Лодя ничего не мог на это сказать: он задохнулся. Раскрыв рот, он глядел на мачеху. Милица Владимировна, бледная, стояла у стола. В первый раз в жизни Лодя увидел на ее обычно таком гладком лбу две довольно резкие продольные морщинки.
— Не надо так говорить, Ричард! О, но! — вдруг просительно сказала она по-английски, и Лодя тоже впервые услышал этот ее необыкновенный, непривычно искренний тон. — Боже мой! Это ребенок!
— Пожалуй, вы правы, Милли! — посмотрев ей в лицо, также по-английски ответил незнакомый. — Шутить с этим не легко. Война — страшное несчастье. Но… не теряйте голову, Милли! Голову, — он снял и сейчас же вновь надел поудобней свою фуражку, — голову ни в коем случае нельзя терять! Пока это возможно, я буду держать с вами связь. Да, вот так же; знаете, то, что кажется наивным, порою действует лучше самых хитрых приемов. Будем надеяться на хороший конец, Милли! А пока мне остается только пожелать вам удачи, большой удачи! Нет, вряд ли нам придется увидеться: ну, как же; я же, — он невесело усмехнулся, — в призывном возрасте. Но знайте: я искренне преклоняюсь перед вами. И я, и все мы. К несчастью, за это не получают ни славы, ни почета, ни, — он усмехнулся еще раз, — ни богатства. Всего доброго, Милица Владимировна! Прощай, Вересов-младший! Ухожу!

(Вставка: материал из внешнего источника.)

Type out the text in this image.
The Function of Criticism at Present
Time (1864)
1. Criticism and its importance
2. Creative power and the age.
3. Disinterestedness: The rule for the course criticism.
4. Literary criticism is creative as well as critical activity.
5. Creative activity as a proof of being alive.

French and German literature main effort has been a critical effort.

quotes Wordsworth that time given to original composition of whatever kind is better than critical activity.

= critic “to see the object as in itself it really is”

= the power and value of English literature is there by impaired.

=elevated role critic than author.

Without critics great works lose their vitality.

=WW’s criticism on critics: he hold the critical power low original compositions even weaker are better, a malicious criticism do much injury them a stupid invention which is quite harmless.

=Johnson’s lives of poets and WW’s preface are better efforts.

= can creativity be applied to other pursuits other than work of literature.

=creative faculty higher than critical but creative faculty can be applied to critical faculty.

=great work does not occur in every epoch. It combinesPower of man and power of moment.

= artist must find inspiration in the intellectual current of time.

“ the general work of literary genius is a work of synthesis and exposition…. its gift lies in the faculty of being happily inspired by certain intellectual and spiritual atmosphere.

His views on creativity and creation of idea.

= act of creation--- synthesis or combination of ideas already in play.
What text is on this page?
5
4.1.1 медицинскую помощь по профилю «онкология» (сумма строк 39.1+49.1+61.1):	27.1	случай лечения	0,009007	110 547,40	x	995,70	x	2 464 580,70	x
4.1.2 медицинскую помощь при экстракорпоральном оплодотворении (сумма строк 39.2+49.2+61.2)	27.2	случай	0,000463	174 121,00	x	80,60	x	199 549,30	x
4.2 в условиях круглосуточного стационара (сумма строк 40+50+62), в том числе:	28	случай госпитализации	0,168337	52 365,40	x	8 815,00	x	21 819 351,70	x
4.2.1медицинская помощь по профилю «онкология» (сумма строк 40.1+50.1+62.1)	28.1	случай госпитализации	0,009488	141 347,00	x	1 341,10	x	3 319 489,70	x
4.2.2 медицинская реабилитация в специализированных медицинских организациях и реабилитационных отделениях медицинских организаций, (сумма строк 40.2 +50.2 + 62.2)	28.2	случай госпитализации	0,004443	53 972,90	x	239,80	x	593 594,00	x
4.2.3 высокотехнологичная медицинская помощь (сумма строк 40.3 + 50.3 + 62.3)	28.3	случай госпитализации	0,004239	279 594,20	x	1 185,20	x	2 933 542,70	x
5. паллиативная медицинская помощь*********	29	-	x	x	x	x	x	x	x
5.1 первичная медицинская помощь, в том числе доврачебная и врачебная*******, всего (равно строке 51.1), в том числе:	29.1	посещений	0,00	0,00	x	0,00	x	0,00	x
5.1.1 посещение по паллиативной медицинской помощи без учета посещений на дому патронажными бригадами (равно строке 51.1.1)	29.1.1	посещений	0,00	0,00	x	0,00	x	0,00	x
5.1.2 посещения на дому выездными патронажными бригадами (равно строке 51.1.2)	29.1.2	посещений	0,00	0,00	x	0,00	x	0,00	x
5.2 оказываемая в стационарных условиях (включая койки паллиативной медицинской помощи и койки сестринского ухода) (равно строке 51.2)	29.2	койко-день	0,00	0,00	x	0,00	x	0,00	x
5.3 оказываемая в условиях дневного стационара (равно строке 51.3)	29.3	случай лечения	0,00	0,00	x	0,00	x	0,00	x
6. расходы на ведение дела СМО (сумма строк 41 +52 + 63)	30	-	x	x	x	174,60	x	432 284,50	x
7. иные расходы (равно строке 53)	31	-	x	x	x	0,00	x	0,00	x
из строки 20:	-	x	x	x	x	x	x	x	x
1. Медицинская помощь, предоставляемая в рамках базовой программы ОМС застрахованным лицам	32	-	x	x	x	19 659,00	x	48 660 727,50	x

Дверь хлопнула. Милица несколько секунд не двигалась с места. Закусив полную губку свою, крепко сжав красивые руки, она стояла, пристально смотря на Лодю, точно думая, сказать ему что-то или не говорить. Потом внезапная резкая дрожь, как от неожиданного порыва ветра, встряхнула всё ее тело. Дернув головой, она овладела собой и прошла в столовую, где в окно лилось веселое летнее солнце, где действительно гулял ветер, по теплый, летний, и на столе дымились три чашки какао.
Лодя, потрясенный тем, что узнал, на цыпочках метнулся в свою комнату: «Максик! Максик! Проснись! Война началась!»
Кимушка Соломин поднялся в то утро свежий и счастливый, как всё последнее время. Остался один экзамен, но какой — физика! К физике готовиться не было надобности: это не сочинение! Значит, можно будет хорошенько погонять скутер на взморье подальше… День-то, день какой! Правда, Зеленый Луч зубрит химию, но, пожалуй, и она соблазнится. (Кимка даже глаза закрыл при этой мысли.) Удивительное дело: год назад он ни за что не поверил бы, если бы ему сказали, что нормальному, уважающему себя человеку может быть до такой степени необходимо самое существование в мире девчонки, за всю жизнь не получившей даже четверки и по алгебре, и по физике, и по той же химии. А теперь…
Однако идти на базу было еще рано. Киму вдруг пришел на память вчерашний непонятный мальчик-художник: как мог он на таком расстоянии подслушать его слова? Не в привычках Кима было оставлять нерешенными какие бы то ни было загадки; позавтракав, он направился к Браиловским.
И Лева и его гость оказались дома. Взрослые, вероятно, еще спали, а будущий великий биолог кушал яичницу с зеленым луком, читая между делом какую-то книгу. Странный приятель его, установив в дверях на балкон легкий мольбертик, писал акварелью этюд Каменноостровского моста.
«Чудо», разумеется, оказалось ничуть не чудесным.
— Видите ли, Ким, — сказал своим странным голосом Юра Грибоедов, — я ваших слов не слышал. Я и вообще ничего не слышу: я совсем глухой. Но меня научили разговаривать по особому методу, я читаю слова по губам собеседника… Вы, наверное, слыхали, что так бывает.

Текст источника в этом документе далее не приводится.